I wasn't sure which Alex Johnson I'd be dealing with when, in spring training with the Cleveland Indians the next year, I approached him and introduced myself again as a writer for the Chicago Tribune. "Chicago Tribune," he repeated. "There was a writer for the Chicago Tribune last year who wrote an article I didn't like. He called me a devil." I confessed that I was the writer, but couldn't recall calling him a devil. I offered to look up the offending article and bring it to him the next time we met. "You do that," he said.

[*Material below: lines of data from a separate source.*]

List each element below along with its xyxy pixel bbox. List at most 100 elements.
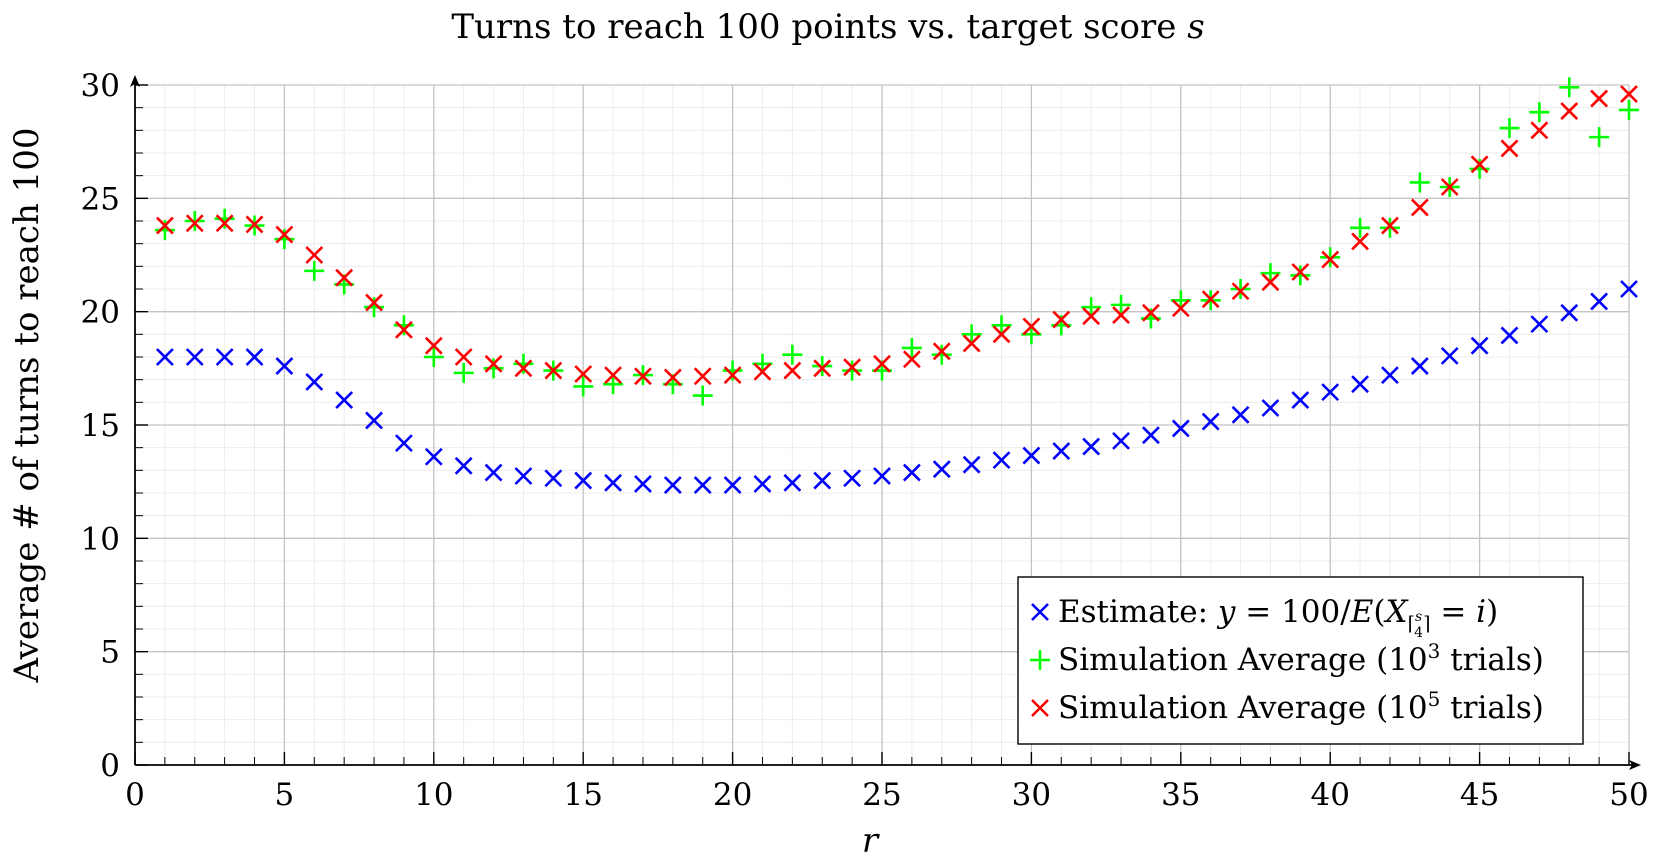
legend-label-sim-1e3: Simulation Average (103 trials) [1058, 639, 1544, 678]
estimate-point [1082, 437, 1101, 456]
plot-marks [154, 77, 1639, 494]
sim-1e5-point [1082, 307, 1101, 326]
axes [130, 75, 1641, 770]
estimate-point [1112, 431, 1130, 450]
sim-1e5-point [185, 214, 204, 233]
sim-1e3-point [1230, 279, 1251, 299]
x-tick-label: 15 [563, 777, 602, 813]
sim-1e5-point [1470, 155, 1489, 174]
estimate-point [813, 471, 832, 490]
sim-1e3-point [722, 360, 743, 381]
estimate-point [1590, 292, 1609, 311]
estimate-point [693, 476, 712, 494]
sim-1e5-point [544, 361, 563, 380]
estimate-point [245, 348, 264, 366]
sim-1e3-point [304, 260, 325, 281]
sim-1e5-point [902, 350, 921, 369]
series-estimate [155, 280, 1638, 494]
estimate-point [1410, 357, 1429, 375]
sim-1e5-point [1022, 317, 1041, 336]
sim-1e3-point [1529, 102, 1550, 123]
legend-entry-sim-1e3: Simulation Average (103 trials) [1030, 639, 1544, 678]
estimate-point [932, 460, 951, 479]
series-sim-1e3 [154, 77, 1639, 406]
sim-1e3-point [1499, 118, 1520, 139]
estimate-point [962, 455, 981, 474]
sim-1e5-point [1530, 121, 1549, 140]
sim-1e3-point [1350, 217, 1371, 238]
sim-1e5-point [1440, 178, 1459, 196]
estimate-point [753, 475, 772, 493]
sim-1e5-point [1321, 250, 1340, 269]
sim-1e3-point [184, 211, 205, 231]
sim-1e3-point [1559, 77, 1580, 98]
estimate-point [1022, 446, 1041, 465]
legend-marker [1031, 699, 1049, 717]
sim-1e3-point [931, 344, 952, 365]
y-tick-label: 20 [81, 295, 120, 331]
x-tick-label: 40 [1310, 777, 1349, 813]
estimate-point [992, 451, 1011, 470]
legend-entry-estimate: Estimate: y = 100/E(X⌈s 4⌉ = i) [1031, 594, 1498, 641]
estimate-point [424, 447, 443, 466]
estimate-point [484, 463, 503, 482]
estimate-point [275, 357, 294, 375]
estimate-point [185, 348, 204, 366]
sim-1e5-point [424, 336, 443, 355]
x-axis-arrow [1629, 760, 1641, 770]
y-tick-label: 15 [81, 408, 120, 444]
estimate-point [1560, 303, 1579, 322]
sim-1e5-point [1171, 299, 1190, 318]
estimate-point [1261, 399, 1280, 417]
sim-1e5-point [604, 366, 622, 385]
legend-marker-sim-1e5 [1031, 699, 1049, 717]
x-axis-label: r [862, 821, 880, 861]
sim-1e5-point [1201, 290, 1220, 309]
series-sim-1e5 [155, 85, 1638, 387]
sim-1e3-point [961, 324, 982, 345]
sim-1e3-point [782, 344, 803, 365]
sim-1e5-point [395, 320, 413, 339]
estimate-point [215, 348, 234, 366]
estimate-point [1470, 336, 1489, 355]
sim-1e5-point [962, 334, 981, 353]
sim-1e5-point [663, 368, 682, 387]
estimate-point [1530, 315, 1549, 334]
y-tick-label: 30 [81, 68, 120, 104]
sim-1e3-point [901, 337, 922, 358]
sim-1e3-point [812, 356, 833, 377]
legend-marker-sim-1e3 [1030, 650, 1050, 670]
y-axis-label: Average # of turns to reach 100 [7, 127, 47, 683]
legend-entry-sim-1e5: Simulation Average (105 trials) [1031, 687, 1544, 726]
sim-1e5-point [1381, 216, 1399, 235]
sim-1e5-point [634, 367, 652, 386]
estimate-point [1500, 326, 1519, 345]
sim-1e3-point [1379, 217, 1400, 238]
estimate-point [335, 391, 354, 409]
legend-label-estimate: Estimate: y = 100/E(X⌈s 4⌉ = i) [1058, 594, 1498, 641]
sim-1e5-point [484, 354, 503, 373]
sim-1e5-point [1052, 310, 1071, 329]
sim-1e5-point [693, 367, 712, 386]
x-tick-label: 30 [1012, 777, 1051, 813]
sim-1e3-point [842, 360, 863, 381]
y-tick-label: 25 [81, 181, 120, 217]
sim-1e5-point [813, 359, 832, 378]
x-tick-label: 50 [1609, 777, 1648, 813]
x-tick-label: 10 [414, 777, 453, 813]
sim-1e5-point [1410, 198, 1429, 217]
sim-1e5-point [873, 354, 891, 373]
estimate-point [783, 473, 802, 492]
legend-box [1017, 576, 1584, 745]
estimate-point [1142, 426, 1160, 445]
legend-marker [1031, 603, 1049, 621]
sim-1e5-point [275, 225, 294, 244]
estimate-point [365, 411, 383, 430]
x-tick-label: 45 [1460, 777, 1499, 813]
estimate-point [395, 434, 413, 453]
sim-1e3-point [1260, 263, 1281, 284]
sim-1e5-point [574, 365, 593, 383]
ticks: 0 5 10 15 20 25 30 35 40 45 50 0 5 10 15 20 25 30 [81, 68, 1649, 813]
estimate-point [305, 373, 324, 391]
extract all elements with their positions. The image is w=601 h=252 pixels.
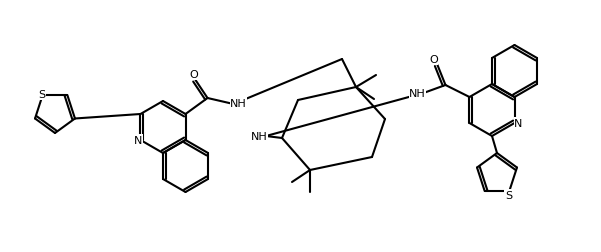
Text: NH: NH: [230, 99, 247, 109]
Text: NH: NH: [251, 132, 267, 141]
Text: O: O: [429, 55, 438, 65]
Text: N: N: [514, 118, 523, 129]
Text: S: S: [505, 190, 512, 200]
Text: S: S: [38, 90, 45, 100]
Text: N: N: [134, 136, 142, 145]
Text: NH: NH: [409, 89, 426, 99]
Text: O: O: [189, 70, 198, 80]
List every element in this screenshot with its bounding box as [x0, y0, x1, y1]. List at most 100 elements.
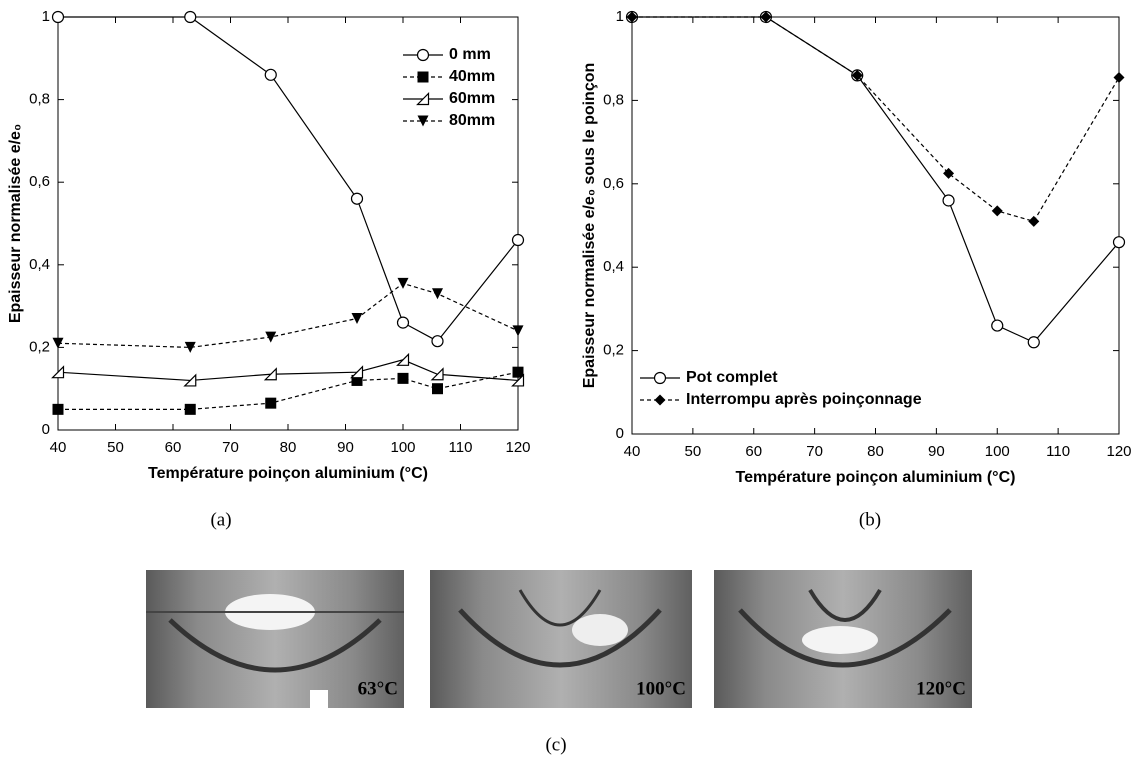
y-tick-label: 0,8 — [603, 91, 624, 108]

Before the Indians' first visit to Chicago that year I looked up the column and, although I hadn't exactly called him a devil, I wasn't going to argue the point. I admit I was extremely nervous when I went, column in hand, to Comiskey Park the next night. As I crossed the diamond to enter the visitor's dugout and locker room down the first base line I kept thinking of the old Indian in the movie "Little Big Man," who kept saying 'It is a good day to die."
The hell it was. When I reached the locker room, I was told that Johnson had arrived in a good humor. "He was smiling," I was informed. He was sitting facing his locker and reading a book, still smiling--until he saw me. I said, "I'm . . ." and that's as far as I got before he leaped off his chair and screamed, "I know who you are you blankety blank,blank,blanker." He then suggested that I get out of his face before he inflicted severe damage on mine. I agreed this was probably the best course of action and that was my last conversation with Alex Johnson. Does all this make Alex Johnson a jerk? I'm not certain. After all, one man's jerk is another man's idol.